Claim – A formal request to an insurance company for coverage or compensation for a covered loss. Claims are made in the event of loss or damage.

Loss – The injury or damage sustained by the insured.

Policy – A document that has been put together with an insured to best protect their risk.

Endorsements – Sections of a policy which state exclusions and recommendations.

Broker – A middle man acting between a client and an insurer. They have a legal duty to help you obtain appropriate coverage at a reasonable price.

Quotation – A document presented to a client before the parties agree to go ahead. It details an estimate of a rate with a potential insurance carrier.

Contingent insurance – A policy that is contingent on the absence of other insurance.

All risk cover – All risk cover insures all losses arising from an unexpected or fortuitous cause except those that are specifically excluded.

Indemnity – Security or protection against a loss or other financial burden.

Excess – Is the first amount payable by a policy holder in the event of a loss.

Liability – A person or company’s legal responsibility for an act of negligence, or a circumstance in connection to their business, causing loss or damage to a third party.

Negligence – A failure to act in a way that a reasonable person would when faced with certain situations or circumstances. For example, if water is coming into your home due to a burst pipe, your insurance policy will require you act to prevent further damage. If you do not, you may be considered negligent.

No claims bonus – A discount given for being claim free.

Non-disclosure – Holding back information that would bear an effect on a policy.

Risk – The exposures covered within a policy.

Policy holder – The lead name on an insurance document, a person whose name an insurance policy is held in.

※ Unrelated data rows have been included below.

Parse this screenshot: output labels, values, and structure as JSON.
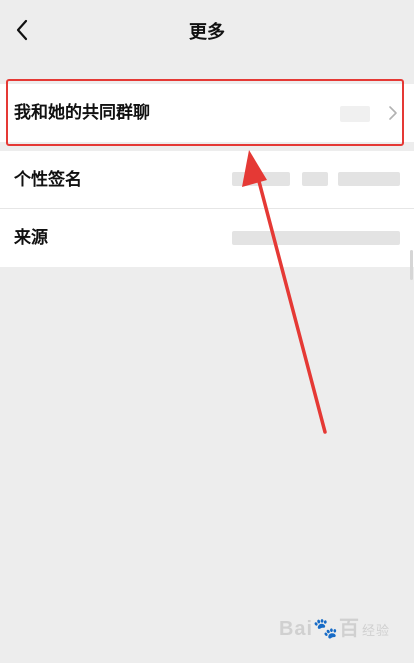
{
  "header": {
    "title": "更多"
  },
  "rows": [
    {
      "label": "我和她的共同群聊"
    },
    {
      "label": "个性签名"
    },
    {
      "label": "来源"
    }
  ],
  "watermark": {
    "brand": "Bai",
    "brand2": "百",
    "sub": "经验"
  }
}
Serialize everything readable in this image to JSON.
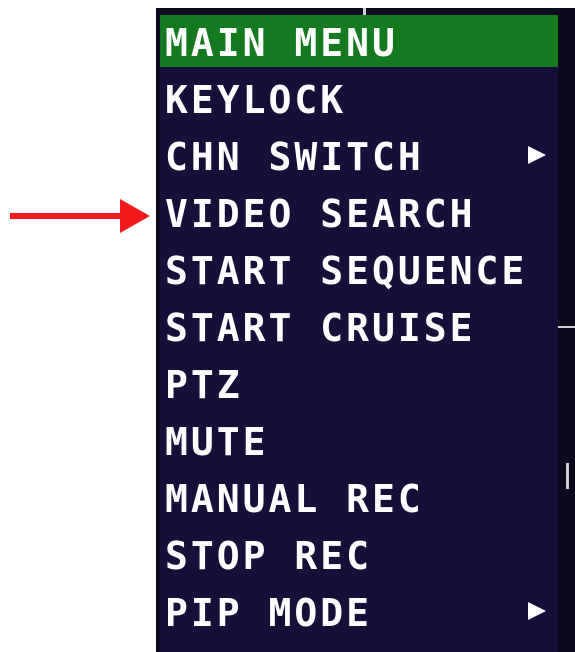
{
  "menu": {
    "title": "MAIN MENU",
    "items": [
      {
        "label": "KEYLOCK",
        "has_submenu": false
      },
      {
        "label": "CHN SWITCH",
        "has_submenu": true
      },
      {
        "label": "VIDEO SEARCH",
        "has_submenu": false
      },
      {
        "label": "START SEQUENCE",
        "has_submenu": false
      },
      {
        "label": "START CRUISE",
        "has_submenu": false
      },
      {
        "label": "PTZ",
        "has_submenu": false
      },
      {
        "label": "MUTE",
        "has_submenu": false
      },
      {
        "label": "MANUAL REC",
        "has_submenu": false
      },
      {
        "label": "STOP REC",
        "has_submenu": false
      },
      {
        "label": "PIP MODE",
        "has_submenu": true
      }
    ],
    "highlighted_item": "VIDEO SEARCH",
    "submenu_icon": "triangle-right-icon"
  },
  "annotation": {
    "icon": "red-arrow-icon",
    "color": "#f21a1a",
    "points_to": "VIDEO SEARCH"
  },
  "colors": {
    "header_bg": "#157a1f",
    "menu_bg": "#14103a",
    "text": "#ffffff"
  }
}
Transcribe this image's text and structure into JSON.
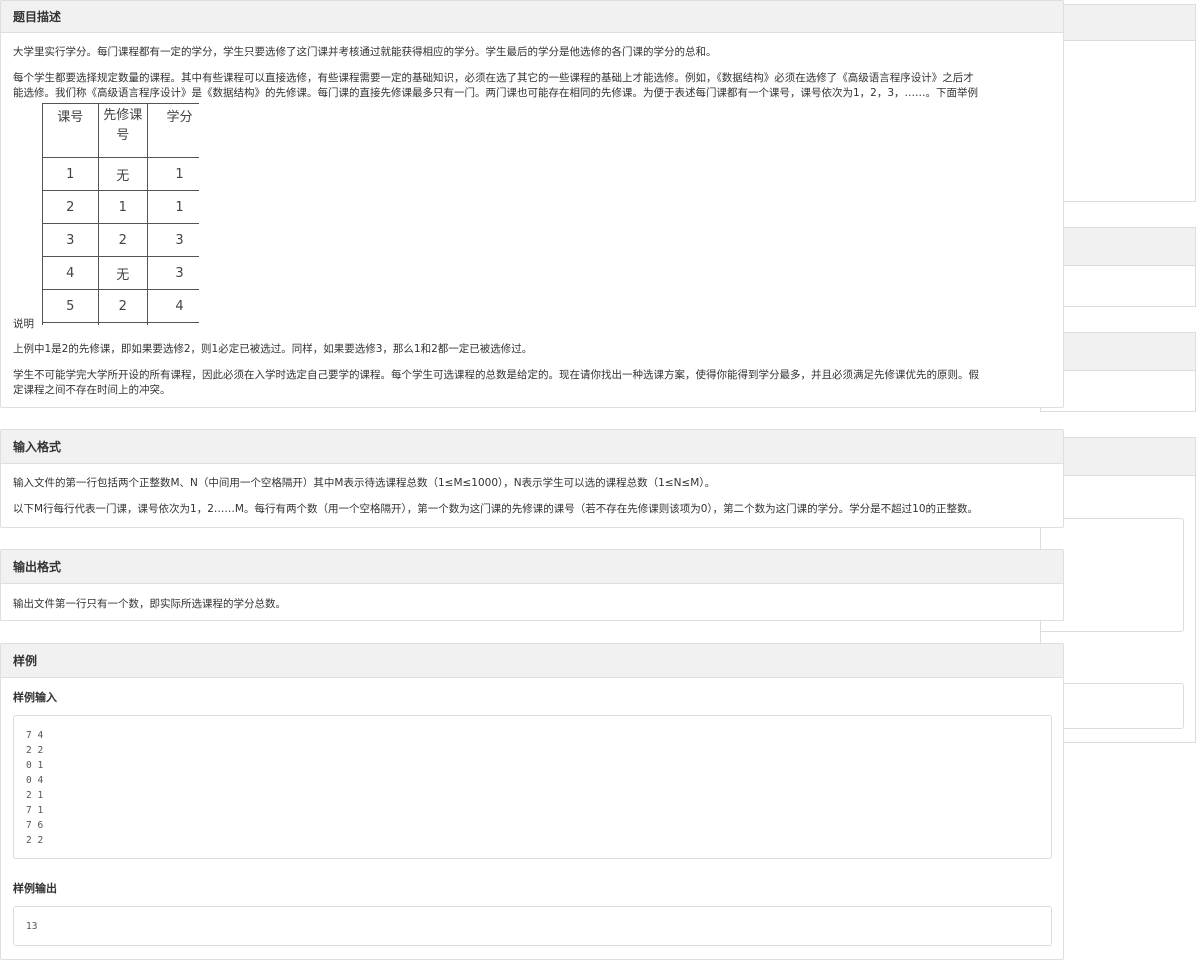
{
  "description": {
    "title": "题目描述",
    "p1": "大学里实行学分。每门课程都有一定的学分，学生只要选修了这门课并考核通过就能获得相应的学分。学生最后的学分是他选修的各门课的学分的总和。",
    "p2_line1": "每个学生都要选择规定数量的课程。其中有些课程可以直接选修，有些课程需要一定的基础知识，必须在选了其它的一些课程的基础上才能选修。例如，《数据结构》必须在选修了《高级语言程序设计》之后才",
    "p2_line2": "能选修。我们称《高级语言程序设计》是《数据结构》的先修课。每门课的直接先修课最多只有一门。两门课也可能存在相同的先修课。为便于表述每门课都有一个课号，课号依次为1，2，3，……。下面举例",
    "table_headers": [
      "课号",
      "先修课号",
      "学分"
    ],
    "table_rows": [
      [
        "1",
        "无",
        "1"
      ],
      [
        "2",
        "1",
        "1"
      ],
      [
        "3",
        "2",
        "3"
      ],
      [
        "4",
        "无",
        "3"
      ],
      [
        "5",
        "2",
        "4"
      ]
    ],
    "shuoming": "说明",
    "p3": "上例中1是2的先修课，即如果要选修2，则1必定已被选过。同样，如果要选修3，那么1和2都一定已被选修过。",
    "p4_line1": "学生不可能学完大学所开设的所有课程，因此必须在入学时选定自己要学的课程。每个学生可选课程的总数是给定的。现在请你找出一种选课方案，使得你能得到学分最多，并且必须满足先修课优先的原则。假",
    "p4_line2": "定课程之间不存在时间上的冲突。"
  },
  "input_format": {
    "title": "输入格式",
    "p1": "输入文件的第一行包括两个正整数M、N（中间用一个空格隔开）其中M表示待选课程总数（1≤M≤1000），N表示学生可以选的课程总数（1≤N≤M）。",
    "p2": "以下M行每行代表一门课，课号依次为1，2……M。每行有两个数（用一个空格隔开），第一个数为这门课的先修课的课号（若不存在先修课则该项为0），第二个数为这门课的学分。学分是不超过10的正整数。"
  },
  "output_format": {
    "title": "输出格式",
    "p1": "输出文件第一行只有一个数，即实际所选课程的学分总数。"
  },
  "sample": {
    "title": "样例",
    "input_label": "样例输入",
    "input_code": "7 4\n2 2\n0 1\n0 4\n2 1\n7 1\n7 6\n2 2",
    "output_label": "样例输出",
    "output_code": "13"
  }
}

Reinstatement – The rebuild value of a property.

Renewal – Re-application of insurance after the existing policy has expired.

Statement of fact – A document which contains all information given by a policyholder.

Third party – Insurance purchased by an insured (the first party) from an insurer (the second party) for protection against the claims of another (the third party).

Underlying insurance – The basic or primary layer of coverage, the initial policy that will respond to the covered loss.